On Tuesday, a couple of miles away from my home, Queens Park Infant Academy sent a letter home, informing parents they were ending all their hot meals provision.
“By moving to a cold lunch service we can cut our staffing costs dramatically”
“The money we receive from the Government for free school meals does not cover all our current staffing cost of providing hot meals”
The school can’t be any clearer, ultimately the decision was forced on them by a lack of financial support from the government.
Given the funding level has remained static at £2.30 whilst costs have risen significantly, decisions like this will become increasingly common. It can’t be a surprise that shortfalls like these occur when the government set the subsidy at the average cost of meals from 2012.

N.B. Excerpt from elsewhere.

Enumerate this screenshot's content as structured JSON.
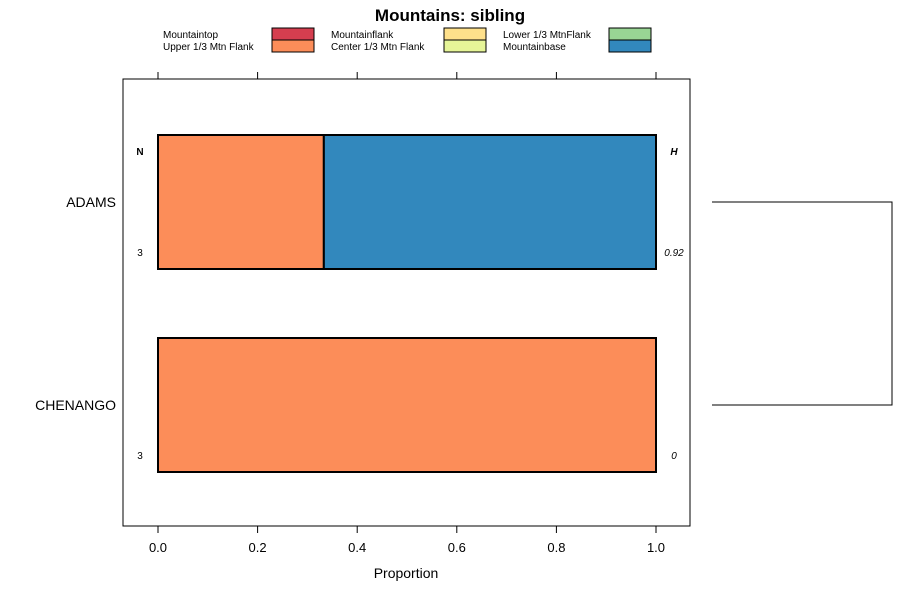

I appreciate this blog is in danger of becoming little more than my repeating the same messages, but surely people can see there is now evidence that it is an issue for all schools? Queen’s Park may be the first large school to go public with its concerns, but it’s clear that other larger schools face similar financial challenges. Ministers can no longer simply pretend it’s a problem that only impacts a few small schools.
As one very well placed insider once said to me “Funding formula is wrong and current DfE too stupid and stubborn to fix it”
How widespread is this issue?
Sadly, even in these austere times, I believe many schools don’t know how much electric, gas or water they spend on UIFSM, few factor in increased equipment depreciation or maintenance. Some may recognise the extra staffing costs involved with serving up the meals, not least because of the recent NI and pension increases along with a significant rise in the minimum wage, but many believe they must persevere with hot meals.
The surprise for me, is that it has taken so long for a school to go public. If Queens Park with 380 pupils can’t afford to serve Chartwells hot meals for £2.30, how are schools with similar costs managing?
Are they managing or are they actually (perhaps unknowingly) diverting funds and subsidising the meals?
How long can this kind of subsidy continue?
But David Cameron saved the policy?
As so often with David Cameron, he ignored the minor issues of working out the finances before opening his mouth. He made a commitment to keep UIFSM, relishing in the fact people wouldn’t call him Dave the Dinner snatcher in PMQs any more, without giving any real thought to how it will be paid for. (UIFSM cost £600m, we subsequently saw a £600m cut to the ESG)
The Prime Minister took the decision to “Save” universal free school meals, to the great delight of Catering firms who campaigned to preserve the UIFSM policy, ensuring their “ﬁnancial bonanza” would continue. (The term “financial bonanza” was used to describe UIFSM by no less than Myles Bremner of the School Food Plan, who knows a thing about financial bonanzas after his firm was given £5000 a week by DfE).
The PM might not grasp the finances, but be in no doubt, DfE have long understood that the £2.30 funding wasn’t enough (I now know they read my blogs, but that’s another story), but their apathy towards this Lib Dem policy means since the end of the coalition, they have shown no interest in doing anything to help.
It will be fascinating to see how DfE play this now. They must know the steady drip of bad press will increase. Sadly we know from other news stories about the lack of school funding, the DfE instinct is to stick their fingers in their ears, sing La La La and pretend it will all go away. But they also know this is one story that won’t be allowed to disappear.
I can’t make this any simpler
If DfE are going to persevere with the UIFSM policy, they need to increase both the ongoing and capital funding, if they don’t the education of our children will suffer.
I can understand John Vincent resorting to the F word when telling Sam Gyimah the policy needed more cash. Someone in the DFE has to grow some bollocks and either find the money to properly fund the policy or cut the pretense and dump it!